Monégasqueries à l'usage des masses

Publié le par Patrick Germain

Je prends la plume - le clavier, si tu veux - et me voila parti pour écrire une nouvelle qu'elle est belle, destinée à une prochaine parution lorsque, soudain, ma station de radio préférée (Radio 21 - un truc de vieux schnocks, sans doute, mais qui passe de la vraie musique à l'attention des plus de 13 ans...) se fait l'écho des ultimes tribulations de Johnny-le-Belge.

Outre l'inévitable communautarisation du dossier, dans ce pays ou l'on a visiblement oublié de torcher tous les trous-du-cul, il y a quand-même un truc qui me fait bondir dans cette histoire.

C'est qu'elle est révélatrice.

Révélatrice de l'état d'esprit de certains artistes et sportifs "de haut niveau", qui ont par trop tendance à oublier qui les a faits rois et reines.

Révélatrice de l'état d'esprit des peuples, tout prêts à se faire cracher dans la gueule quand la glaire est signée par un drogué en short, une poussière d'étoile.

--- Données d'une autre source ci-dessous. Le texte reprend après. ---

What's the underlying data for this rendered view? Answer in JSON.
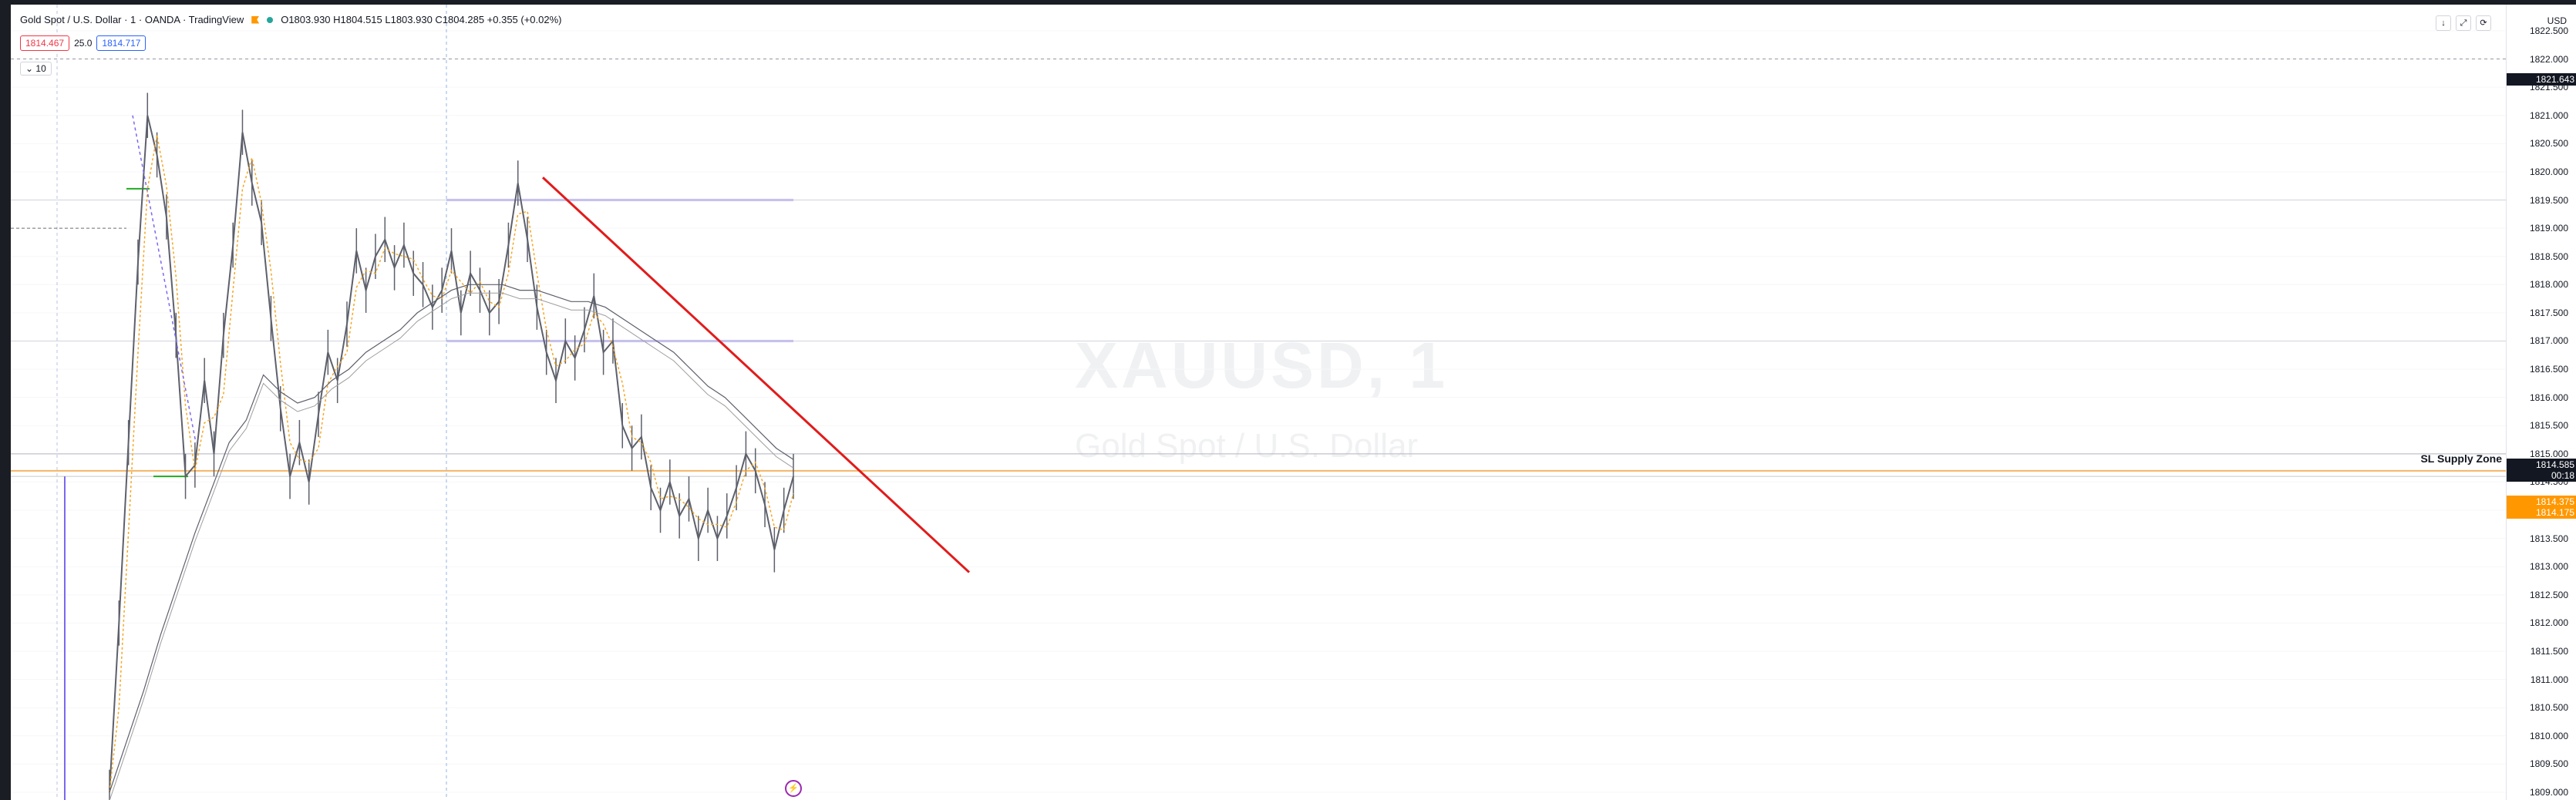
{
  "header": {
    "symbol_title": "Gold Spot / U.S. Dollar · 1 · OANDA · TradingView",
    "ohlc": "O1803.930  H1804.515  L1803.930  C1804.285  +0.355 (+0.02%)",
    "sell_price": "1814.467",
    "spread": "25.0",
    "buy_price": "1814.717",
    "collapse_label": "10"
  },
  "watermark": {
    "ticker": "XAUUSD, 1",
    "name": "Gold Spot / U.S. Dollar"
  },
  "axis": {
    "currency": "USD",
    "price_label_main": "1821.643",
    "price_label_last": "1814.585",
    "price_label_timer": "00:18",
    "price_label_ask": "1814.375",
    "price_label_bid": "1814.175"
  },
  "annotations": {
    "sl_supply_zone": "SL Supply Zone"
  },
  "colors": {
    "trendline": "#e21b1b",
    "hline_blue": "#7b68ee",
    "hline_orange": "#f5a623",
    "hline_green": "#22aa22",
    "candles": "#5d606b",
    "ma_fast": "#f5a623",
    "ma_slow": "#9e9e9e",
    "price_main_bg": "#131722",
    "price_last_bg": "#131722",
    "price_ask_bg": "#ff9800"
  },
  "chart_data": {
    "type": "line",
    "title": "",
    "xlabel": "",
    "ylabel": "",
    "ylim": [
      1809.0,
      1822.8
    ],
    "y_ticks": [
      1822.5,
      1822.0,
      1821.5,
      1821.0,
      1820.5,
      1820.0,
      1819.5,
      1819.0,
      1818.5,
      1818.0,
      1817.5,
      1817.0,
      1816.5,
      1816.0,
      1815.5,
      1815.0,
      1814.5,
      1814.0,
      1813.5,
      1813.0,
      1812.5,
      1812.0,
      1811.5,
      1811.0,
      1810.5,
      1810.0,
      1809.5,
      1809.0
    ],
    "y_tick_labels": [
      "1822.500",
      "1822.000",
      "1821.500",
      "1821.000",
      "1820.500",
      "1820.000",
      "1819.500",
      "1819.000",
      "1818.500",
      "1818.000",
      "1817.500",
      "1817.000",
      "1816.500",
      "1816.000",
      "1815.500",
      "1815.000",
      "1814.500",
      "1814.000",
      "1813.500",
      "1813.000",
      "1812.500",
      "1812.000",
      "1811.500",
      "1811.000",
      "1810.500",
      "1810.000",
      "1809.500",
      "1809.000"
    ],
    "series": [
      {
        "values": [
          1809.0,
          1812.0,
          1815.2,
          1818.4,
          1821.0,
          1820.3,
          1819.2,
          1817.1,
          1814.6,
          1814.8,
          1816.3,
          1815.0,
          1817.1,
          1818.7,
          1820.7,
          1819.8,
          1819.1,
          1817.4,
          1815.8,
          1814.6,
          1815.2,
          1814.5,
          1815.7,
          1816.8,
          1816.3,
          1817.3,
          1818.6,
          1817.9,
          1818.5,
          1818.8,
          1818.3,
          1818.7,
          1818.2,
          1818.0,
          1817.6,
          1817.9,
          1818.6,
          1817.5,
          1818.2,
          1817.9,
          1817.5,
          1817.7,
          1818.7,
          1819.8,
          1818.8,
          1817.6,
          1816.8,
          1816.3,
          1817.0,
          1816.7,
          1817.2,
          1817.8,
          1816.8,
          1817.0,
          1815.5,
          1815.1,
          1815.3,
          1814.4,
          1814.0,
          1814.5,
          1813.9,
          1814.2,
          1813.5,
          1814.0,
          1813.5,
          1813.9,
          1814.4,
          1815.0,
          1814.7,
          1814.1,
          1813.3,
          1814.0,
          1814.6
        ]
      },
      {
        "values": [
          1809.0,
          1809.9,
          1810.8,
          1811.8,
          1812.7,
          1813.6,
          1814.4,
          1815.2,
          1815.6,
          1816.4,
          1816.1,
          1815.9,
          1816.0,
          1816.3,
          1816.5,
          1816.8,
          1817.0,
          1817.2,
          1817.5,
          1817.7,
          1817.9,
          1818.0,
          1818.0,
          1818.0,
          1817.9,
          1817.9,
          1817.8,
          1817.7,
          1817.7,
          1817.6,
          1817.4,
          1817.2,
          1817.0,
          1816.8,
          1816.5,
          1816.2,
          1816.0,
          1815.7,
          1815.4,
          1815.1,
          1814.9
        ]
      }
    ],
    "trendline": {
      "from": 1819.9,
      "to": 1812.9
    },
    "horizontal_levels": [
      1822.0,
      1819.5,
      1817.0,
      1815.0,
      1814.7,
      1814.6,
      1819.0
    ]
  }
}
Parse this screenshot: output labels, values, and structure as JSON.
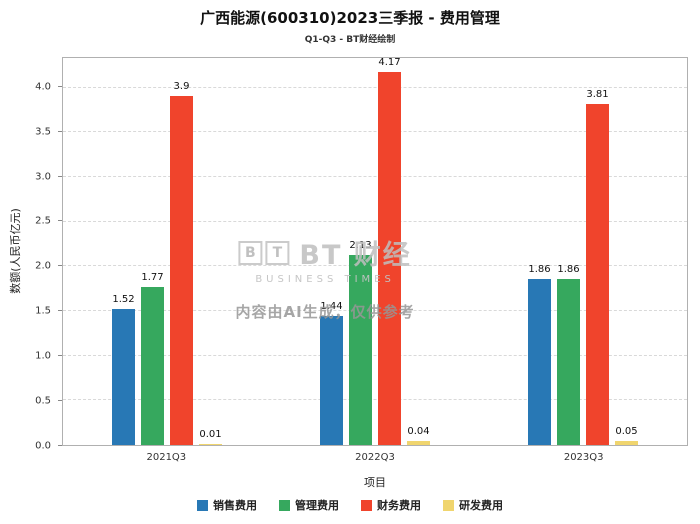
{
  "title": "广西能源(600310)2023三季报 - 费用管理",
  "subtitle": "Q1-Q3 - BT财经绘制",
  "watermark": {
    "logo_b": "B",
    "logo_t": "T",
    "brand": "BT 财经",
    "brand_sub": "BUSINESS TIMES",
    "notice": "内容由AI生成，仅供参考"
  },
  "chart_data": {
    "type": "bar",
    "title": "广西能源(600310)2023三季报 - 费用管理",
    "subtitle": "Q1-Q3 - BT财经绘制",
    "categories": [
      "2021Q3",
      "2022Q3",
      "2023Q3"
    ],
    "series": [
      {
        "name": "销售费用",
        "color": "#2878B5",
        "values": [
          1.52,
          1.44,
          1.86
        ]
      },
      {
        "name": "管理费用",
        "color": "#36A85E",
        "values": [
          1.77,
          2.13,
          1.86
        ]
      },
      {
        "name": "财务费用",
        "color": "#F0442C",
        "values": [
          3.9,
          4.17,
          3.81
        ]
      },
      {
        "name": "研发费用",
        "color": "#F0D56E",
        "values": [
          0.01,
          0.04,
          0.05
        ]
      }
    ],
    "xlabel": "项目",
    "ylabel": "数额(人民币亿元)",
    "ylim": [
      0,
      4.33
    ],
    "yticks": [
      0.0,
      0.5,
      1.0,
      1.5,
      2.0,
      2.5,
      3.0,
      3.5,
      4.0
    ],
    "grid": true,
    "grid_style": "dashed",
    "legend_position": "bottom"
  }
}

Toujours prêt à flinguer les patrons qui se barrent en Ouastachie Est-Orientale avec leurs salaires de misère et leurs entreprises, pour autant qu'il y ait des moutons à tondre et du bénéfice à engranger pour des feignasses, le Belge moyen, à l'instar de tant d'autres, a des faiblesses pour ceux qui le font rêver.

Quant à savoir à quoi, et comment, ils le font "rêver", c'est une autre paire de manches. Après tout, la merde fait bien rêver le jardinier.

Apprendre que des veaux se mettent à brailler au moindre caca nerveux de Justine-la-Monégasque et de ses pairs possède un talent fou pour me mettre en pétard. Et j'exècre les effusions noir-jaune-rouge de circonstance, grands messes pour lobotomisés médiatiquement défoncés à la connerie.

"Maintenez-les dans l'ignorance, nous les maintiendrons dans la misère", disait un fin-de-race au curé de sa paroisse, jadis. Rien n'a changé, sur le fond.

Vous allez dire que ce n'est pas une découverte. Certes. Mais ça fait du bien de le rappeler de temps en temps.

Faute de quoi, partis comme on est, les brins-de-zingue qui affirment que le monde a été créé le 23 octobre 4004 avant l'ère chrétienne risquent fort de faire de émules (du pape), sous les acclamations du bon peuple rassemblé à l'ombre tutélaire des "vraies valeurs".